Devon was hoping to find a faster, more accurate way to “count the pipe” by developing software that runs on a smartphone. A user would snap a picture of the stack of pipe and software would analyze the photo to determine how much pipe was left at the site.
CHALLENGE 2 – Is the Well “ON” or “OFF”
The second challenge was explained by Travis Stephenson, advising production engineer for Devon. The challenge seemed simple – to determine, real-time, whether a well was “online” or “offline.”

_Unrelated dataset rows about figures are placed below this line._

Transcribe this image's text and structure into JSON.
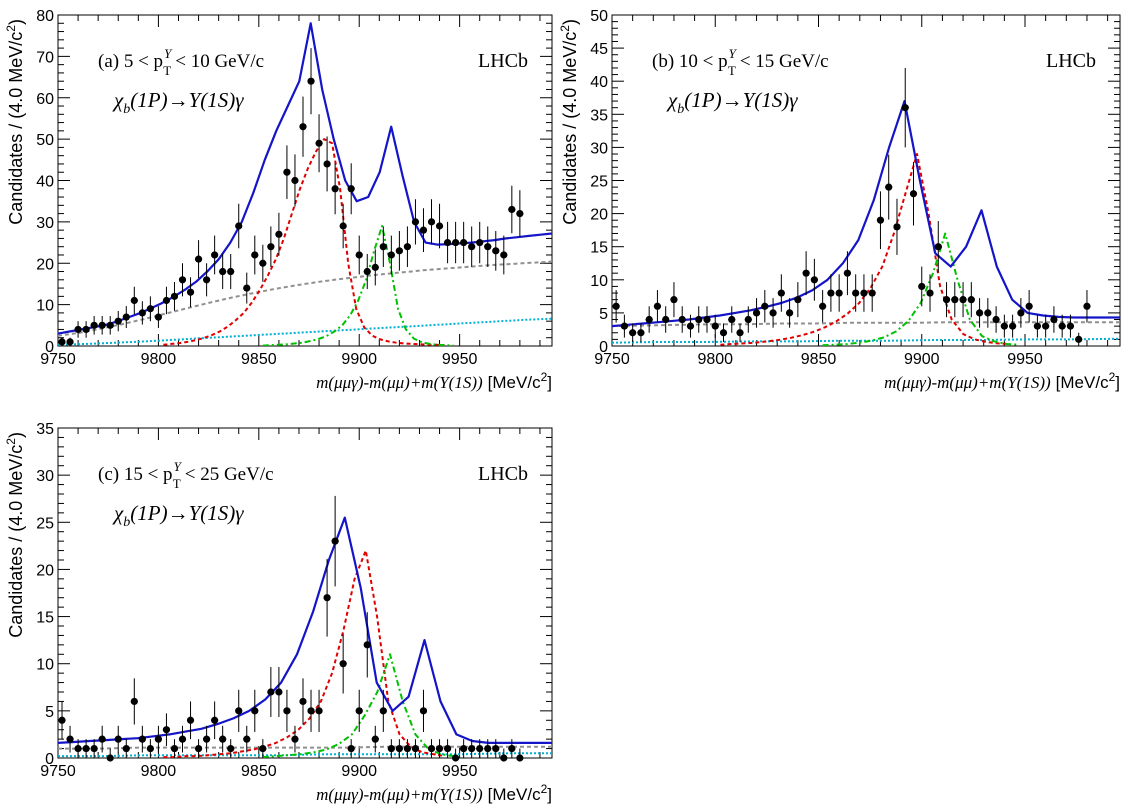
{
  "chart_data": [
    {
      "type": "scatter",
      "panel_label": "(a) 5 < p_T^Υ < 10 GeV/c",
      "label_main": "(a) 5 < p",
      "label_sup": "Y",
      "label_sub": "T",
      "label_tail": "< 10 GeV/c",
      "experiment": "LHCb",
      "decay": "χb(1P)→Υ(1S)γ",
      "decay_parts": {
        "chi": "χ",
        "sub": "b",
        "rest": "(1P)→Υ(1S)γ"
      },
      "xlabel": "m(μμγ)-m(μμ)+m(Υ(1S)) [MeV/c²]",
      "xlabel_math": "m(μμγ)-m(μμ)+m(Υ(1S))",
      "xlabel_unit": "[MeV/c",
      "xlabel_unit_sup": "2",
      "xlabel_unit_end": "]",
      "ylabel": "Candidates / (4.0 MeV/c²)",
      "ylabel_main": "Candidates / (4.0 MeV/c",
      "ylabel_sup": "2",
      "ylabel_end": ")",
      "xlim": [
        9750,
        9996
      ],
      "ylim": [
        0,
        80
      ],
      "xticks": [
        "9750",
        "9800",
        "9850",
        "9900",
        "9950"
      ],
      "yticks": [
        "0",
        "10",
        "20",
        "30",
        "40",
        "50",
        "60",
        "70",
        "80"
      ],
      "bin_width": 4.0,
      "peaks": [
        9892.5,
        9912.0
      ],
      "counts": [
        1,
        1,
        4,
        4,
        5,
        5,
        5,
        6,
        7,
        11,
        8,
        9,
        7,
        11,
        12,
        16,
        13,
        21,
        16,
        22,
        18,
        18,
        29,
        14,
        22,
        20,
        24,
        27,
        42,
        40,
        53,
        64,
        49,
        44,
        38,
        29,
        38,
        22,
        18,
        19,
        24,
        22,
        23,
        24,
        30,
        28,
        30,
        29,
        25,
        25,
        25,
        24,
        25,
        24,
        23,
        22,
        33,
        32
      ],
      "fit": {
        "total": {
          "color": "#1414c8",
          "values": [
            3,
            3.5,
            4,
            4.5,
            5,
            5.8,
            6.8,
            7.8,
            9,
            10.3,
            11.8,
            13.5,
            15.5,
            18,
            21,
            25,
            30,
            37,
            45,
            52,
            58,
            64,
            78,
            62,
            50,
            40,
            35,
            36,
            42,
            53,
            41,
            30,
            25,
            24.5,
            24.6,
            24.8,
            25,
            25.3,
            25.6,
            26,
            26.3,
            26.6,
            26.9,
            27.2
          ]
        },
        "peak_1p1": {
          "color": "#e00000",
          "values": [
            0.3,
            0.5,
            0.7,
            1,
            1.4,
            1.9,
            2.6,
            3.5,
            4.7,
            6.2,
            8,
            10.5,
            13.5,
            17,
            21,
            26,
            32,
            38,
            43,
            47,
            50,
            49,
            38,
            20,
            9,
            4.5,
            2.5,
            1.6,
            1.1,
            0.8,
            0.6,
            0.5,
            0.4,
            0.3,
            0.3,
            0.2
          ]
        },
        "peak_1p2": {
          "color": "#00c000",
          "values": [
            0.1,
            0.2,
            0.3,
            0.4,
            0.6,
            0.8,
            1.2,
            1.7,
            2.4,
            3.5,
            5,
            7.5,
            11,
            16,
            23,
            29,
            20,
            9,
            4,
            1.8,
            0.9,
            0.5,
            0.3,
            0.2,
            0.1
          ]
        },
        "background": {
          "color": "#909090",
          "values": [
            2.5,
            3.2,
            4.2,
            5.3,
            6.5,
            7.8,
            9.1,
            10.4,
            11.6,
            12.7,
            13.7,
            14.6,
            15.4,
            16.1,
            16.7,
            17.3,
            17.8,
            18.3,
            18.7,
            19.1,
            19.5,
            19.8,
            20.1,
            20.4
          ]
        },
        "other": {
          "color": "#00b0d0",
          "values": [
            0.3,
            0.5,
            0.8,
            1.1,
            1.5,
            1.9,
            2.3,
            2.7,
            3.1,
            3.5,
            3.9,
            4.3,
            4.7,
            5.1,
            5.5,
            5.9,
            6.3,
            6.6
          ]
        }
      }
    },
    {
      "type": "scatter",
      "panel_label": "(b) 10 < p_T^Υ < 15 GeV/c",
      "label_main": "(b) 10 < p",
      "label_sup": "Y",
      "label_sub": "T",
      "label_tail": "< 15 GeV/c",
      "experiment": "LHCb",
      "decay": "χb(1P)→Υ(1S)γ",
      "decay_parts": {
        "chi": "χ",
        "sub": "b",
        "rest": "(1P)→Υ(1S)γ"
      },
      "xlabel": "m(μμγ)-m(μμ)+m(Υ(1S)) [MeV/c²]",
      "xlabel_math": "m(μμγ)-m(μμ)+m(Υ(1S))",
      "xlabel_unit": "[MeV/c",
      "xlabel_unit_sup": "2",
      "xlabel_unit_end": "]",
      "ylabel": "Candidates / (4.0 MeV/c²)",
      "ylabel_main": "Candidates / (4.0 MeV/c",
      "ylabel_sup": "2",
      "ylabel_end": ")",
      "xlim": [
        9750,
        9996
      ],
      "ylim": [
        0,
        50
      ],
      "xticks": [
        "9750",
        "9800",
        "9850",
        "9900",
        "9950"
      ],
      "yticks": [
        "0",
        "5",
        "10",
        "15",
        "20",
        "25",
        "30",
        "35",
        "40",
        "45",
        "50"
      ],
      "bin_width": 4.0,
      "peaks": [
        9892.5,
        9912.0
      ],
      "counts": [
        6,
        3,
        2,
        2,
        4,
        6,
        4,
        7,
        4,
        3,
        4,
        4,
        3,
        2,
        4,
        2,
        4,
        5,
        6,
        5,
        8,
        5,
        7,
        11,
        10,
        6,
        8,
        8,
        11,
        8,
        8,
        8,
        19,
        24,
        18,
        36,
        23,
        9,
        8,
        15,
        7,
        7,
        7,
        7,
        5,
        5,
        4,
        3,
        3,
        5,
        6,
        3,
        3,
        4,
        3,
        3,
        1,
        6
      ],
      "fit": {
        "total": {
          "color": "#1414c8",
          "values": [
            3,
            3.2,
            3.4,
            3.6,
            3.8,
            4,
            4.3,
            4.6,
            5,
            5.4,
            5.9,
            6.5,
            7.3,
            8.4,
            10,
            12.5,
            16,
            22,
            30,
            37,
            25,
            14,
            12,
            15,
            20.5,
            12,
            7,
            5,
            4.6,
            4.4,
            4.3,
            4.3,
            4.3,
            4.3
          ]
        },
        "peak_1p1": {
          "color": "#e00000",
          "values": [
            0.2,
            0.3,
            0.4,
            0.5,
            0.7,
            0.9,
            1.2,
            1.6,
            2.1,
            2.8,
            3.7,
            4.9,
            6.5,
            8.8,
            12,
            17,
            23,
            29,
            20,
            9,
            4,
            1.8,
            1,
            0.6,
            0.4,
            0.3
          ]
        },
        "peak_1p2": {
          "color": "#00c000",
          "values": [
            0.1,
            0.2,
            0.3,
            0.5,
            0.8,
            1.3,
            2.2,
            3.8,
            6.5,
            11,
            17,
            10,
            4,
            1.5,
            0.7,
            0.3,
            0.2
          ]
        },
        "background": {
          "color": "#909090",
          "values": [
            3,
            3.1,
            3.2,
            3.3,
            3.3,
            3.4,
            3.4,
            3.5,
            3.5,
            3.5,
            3.6,
            3.6,
            3.6,
            3.6,
            3.6,
            3.6
          ]
        },
        "other": {
          "color": "#00b0d0",
          "values": [
            0.5,
            0.6,
            0.6,
            0.7,
            0.7,
            0.8,
            0.8,
            0.9,
            0.9,
            1,
            1,
            1.1
          ]
        }
      }
    },
    {
      "type": "scatter",
      "panel_label": "(c) 15 < p_T^Υ < 25 GeV/c",
      "label_main": "(c) 15 < p",
      "label_sup": "Y",
      "label_sub": "T",
      "label_tail": "< 25 GeV/c",
      "experiment": "LHCb",
      "decay": "χb(1P)→Υ(1S)γ",
      "decay_parts": {
        "chi": "χ",
        "sub": "b",
        "rest": "(1P)→Υ(1S)γ"
      },
      "xlabel": "m(μμγ)-m(μμ)+m(Υ(1S)) [MeV/c²]",
      "xlabel_math": "m(μμγ)-m(μμ)+m(Υ(1S))",
      "xlabel_unit": "[MeV/c",
      "xlabel_unit_sup": "2",
      "xlabel_unit_end": "]",
      "ylabel": "Candidates / (4.0 MeV/c²)",
      "ylabel_main": "Candidates / (4.0 MeV/c",
      "ylabel_sup": "2",
      "ylabel_end": ")",
      "xlim": [
        9750,
        9996
      ],
      "ylim": [
        0,
        35
      ],
      "xticks": [
        "9750",
        "9800",
        "9850",
        "9900",
        "9950"
      ],
      "yticks": [
        "0",
        "5",
        "10",
        "15",
        "20",
        "25",
        "30",
        "35"
      ],
      "bin_width": 4.0,
      "peaks": [
        9892.5,
        9912.0
      ],
      "counts": [
        4,
        2,
        1,
        1,
        1,
        2,
        0,
        2,
        1,
        6,
        2,
        1,
        2,
        3,
        1,
        2,
        4,
        1,
        2,
        4,
        2,
        1,
        5,
        2,
        5,
        1,
        7,
        7,
        5,
        2,
        6,
        5,
        5,
        17,
        23,
        10,
        1,
        5,
        12,
        2,
        5,
        1,
        1,
        1,
        1,
        5,
        1,
        1,
        1,
        0,
        1,
        1,
        1,
        1,
        1,
        0,
        1,
        0
      ],
      "fit": {
        "total": {
          "color": "#1414c8",
          "values": [
            1.6,
            1.7,
            1.8,
            1.9,
            2,
            2.1,
            2.3,
            2.5,
            2.8,
            3.1,
            3.6,
            4.2,
            5,
            6.2,
            8,
            11,
            15.5,
            21,
            25.5,
            18,
            8,
            5,
            6.5,
            12.5,
            6,
            2.5,
            1.8,
            1.6,
            1.6,
            1.6,
            1.6,
            1.6
          ]
        },
        "peak_1p1": {
          "color": "#e00000",
          "values": [
            0.1,
            0.1,
            0.2,
            0.2,
            0.3,
            0.4,
            0.5,
            0.7,
            0.9,
            1.2,
            1.6,
            2.2,
            3,
            4.2,
            6,
            9,
            13.5,
            19,
            22,
            15,
            6,
            2.5,
            1.2,
            0.6,
            0.4,
            0.2
          ]
        },
        "peak_1p2": {
          "color": "#00c000",
          "values": [
            0.1,
            0.2,
            0.3,
            0.4,
            0.6,
            0.9,
            1.5,
            2.5,
            4.5,
            7,
            11,
            6,
            2.5,
            1,
            0.4,
            0.2
          ]
        },
        "background": {
          "color": "#909090",
          "values": [
            1,
            1,
            1.1,
            1.1,
            1.1,
            1.1,
            1.1,
            1.1,
            1.2,
            1.2,
            1.2,
            1.2,
            1.2
          ]
        },
        "other": {
          "color": "#00b0d0",
          "values": [
            0.2,
            0.2,
            0.3,
            0.3,
            0.3,
            0.3,
            0.4,
            0.4,
            0.4,
            0.4,
            0.5,
            0.5
          ]
        }
      }
    }
  ]
}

“Devon has over 8,000 wells and we get a constant stream of real-time data from these wells,” explained Stephenson. “There are a lot of factors that can determine if a well is producing or not. It can be oil or gas flow, noxious gas that makes the well dangerous, electrical problems, equipment failure, you name it. We need a simple, graphical way to determine if a well is producing or is offline. And we need to know what is happening now, not what happened two weeks ago.”
The Teams
Each Hackathon team consisted of 5 people. Team members didn’t all have to be programmers, but the intent of the exercise was to develop software, so most participants were coders or database administrators. Teams consisted not only of Devon employees. Companies such as Heartland Payment Systems and Baker Hughes Drilling were also represented. Accenture even sent a team all the way from India to participate.

The Data
Devon provided actual data and photographs from producing wells for the teams to utilize in their development. Microsoft provided free access to its Azure cloud to process the data. Other partners such as Hashmap and Palo Alto provided lunch, refreshments, and sponsorship.
Science Fair
On Wednesday morning, after two days of planning, analyzing and coding, teams prepared presentations to demonstrate their solutions to judges. Set up like a science fair, Devon employees visited the exhibits, heard the presentations for each team and voted on the winners.
A Halloween-appropriate team named “Dead2TheWorld” won first place by designing an application to capture and store employee and training certification information in a database. Dispatch personnel could geo-locate qualified personnel closest to the well site with the necessary qualifications to tackle the problem and dispatch the employee by sending a message from the dispatch computer to the end user’s mobile phone. This solution replaced huge Excel spreadsheets and hundreds of pages of paperwork for each trained employee, allowing dispatchers to quickly see who was near a well with the proper training to solve the issue, thereby saving Devon time and money.

The Results
“I love seeing how talented teams of people, when given enough time to focus solely on a problem, can come up with innovative solutions. While we may not directly use the code generated from this exercise, we will use the ideas as a jumping-off point for our own efforts,” explains Lowe. “Business is different today than 5 years ago. The data we have today is much cleaner than what we had then. We need to make better use of today’s technology to make better decisions.”